Unicity of solution of ODE when the function is continuos and non-decreasing on $x$

Question

I'm studying Ordinary Differential Equations using the book of Viana and Spinar, and I came a cross with a question that I can't formalize (Ex 2.12):

Let $F: U \subset \mathbb{R}^2 \rightarrow \mathbb{R} $ be a continuous function in the open set $U$ and suppose that the function is non-decreasing in $x$, that is, $F(t,x_1) \geq F(t,x_2)$ for every $t$ and $x_1 \leq x_2$. Given $(t_0,x_0) \in U$ and $\gamma_1$, $\gamma_2$ two solutions of $x' = F(t,x)$ with initial condition $\gamma_1(t_0) = x_0 = \gamma_2(t_0)$, then $\gamma_1(t) = \gamma_2(t)$ for every $t \geq t_0$ .

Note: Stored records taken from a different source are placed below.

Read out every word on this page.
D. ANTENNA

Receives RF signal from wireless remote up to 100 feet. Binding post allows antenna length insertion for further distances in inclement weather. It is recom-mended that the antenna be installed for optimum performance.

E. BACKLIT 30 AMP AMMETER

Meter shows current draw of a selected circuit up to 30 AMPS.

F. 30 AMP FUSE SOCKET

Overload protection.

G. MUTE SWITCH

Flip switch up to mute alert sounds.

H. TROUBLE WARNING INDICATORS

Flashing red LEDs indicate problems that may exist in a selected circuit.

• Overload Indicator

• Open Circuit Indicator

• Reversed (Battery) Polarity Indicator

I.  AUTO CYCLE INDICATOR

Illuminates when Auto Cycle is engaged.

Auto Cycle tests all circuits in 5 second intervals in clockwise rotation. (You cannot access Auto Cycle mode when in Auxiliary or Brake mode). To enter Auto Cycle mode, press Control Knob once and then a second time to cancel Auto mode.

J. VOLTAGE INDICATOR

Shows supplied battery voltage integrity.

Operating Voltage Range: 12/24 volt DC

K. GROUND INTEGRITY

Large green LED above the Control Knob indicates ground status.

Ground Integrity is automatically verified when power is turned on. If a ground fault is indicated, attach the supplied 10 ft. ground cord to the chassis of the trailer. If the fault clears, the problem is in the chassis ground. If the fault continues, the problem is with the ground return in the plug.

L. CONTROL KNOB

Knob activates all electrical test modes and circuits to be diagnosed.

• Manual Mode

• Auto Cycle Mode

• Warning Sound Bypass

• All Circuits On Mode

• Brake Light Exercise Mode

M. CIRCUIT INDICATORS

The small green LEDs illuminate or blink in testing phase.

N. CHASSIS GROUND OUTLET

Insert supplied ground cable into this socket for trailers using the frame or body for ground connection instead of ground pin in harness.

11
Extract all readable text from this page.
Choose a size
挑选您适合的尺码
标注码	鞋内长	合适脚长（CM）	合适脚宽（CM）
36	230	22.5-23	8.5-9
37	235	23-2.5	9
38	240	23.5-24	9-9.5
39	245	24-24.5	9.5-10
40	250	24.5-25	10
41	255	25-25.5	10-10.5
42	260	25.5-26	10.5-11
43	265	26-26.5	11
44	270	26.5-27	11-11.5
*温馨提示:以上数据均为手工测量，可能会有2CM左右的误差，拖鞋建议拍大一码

I have an intuition regarding this problem, but I'm having some problems to write the solution properly. My attempt was this:

By the sake of contradiction, suppose that we can find a $s_0 \geq t_0$ such that $\gamma_1(s) > \gamma_2(s)$ for every $s \in (t_0,s_0]$. Then, the supposition on the function tell us that $\gamma'_1(s) \leq \gamma'_2(s)$ for all $s \in (t_0,s_0]$ which is already a contradiction, because the functions are equal on $t_0$.

This argument has a weak point, which is we may not be able to define such a interval $(t_0,s_0]$ such that (letting $g(t) = \gamma_1(t) - \gamma_2(t)$) we have $g(0) = 0$ and $g(t) \geq 0$ for all $t \in (t_0,s_0]$ because the zeros can accumulate.

Can anyone give me a hint?

Answer 1

Let $x \mapsto F(t,x)$ be non-increasing (see the comment of Gonçalo ). For $t \in [t_0,\omega)$ (as long as both solutions exist) you then have $$ [(\gamma_1-\gamma_2)^2]'(t)=2(\gamma_1(t)-\gamma_2(t))(\gamma_1'(t)-\gamma_2'(t)) $$ $$ =2(\gamma_1(t)-\gamma_2(t))(F(t,\gamma_1(t))-F(t,\gamma_2(t))) \le 0, $$ hence $(\gamma_1-\gamma_2)^2$ is non-increasing on $[t_0,\omega)$, and with $(\gamma_1(t_0)-\gamma_2(t_0))^2=0$ this yields $(\gamma_1-\gamma_2)^2=0$ on $[t_0,\omega)$.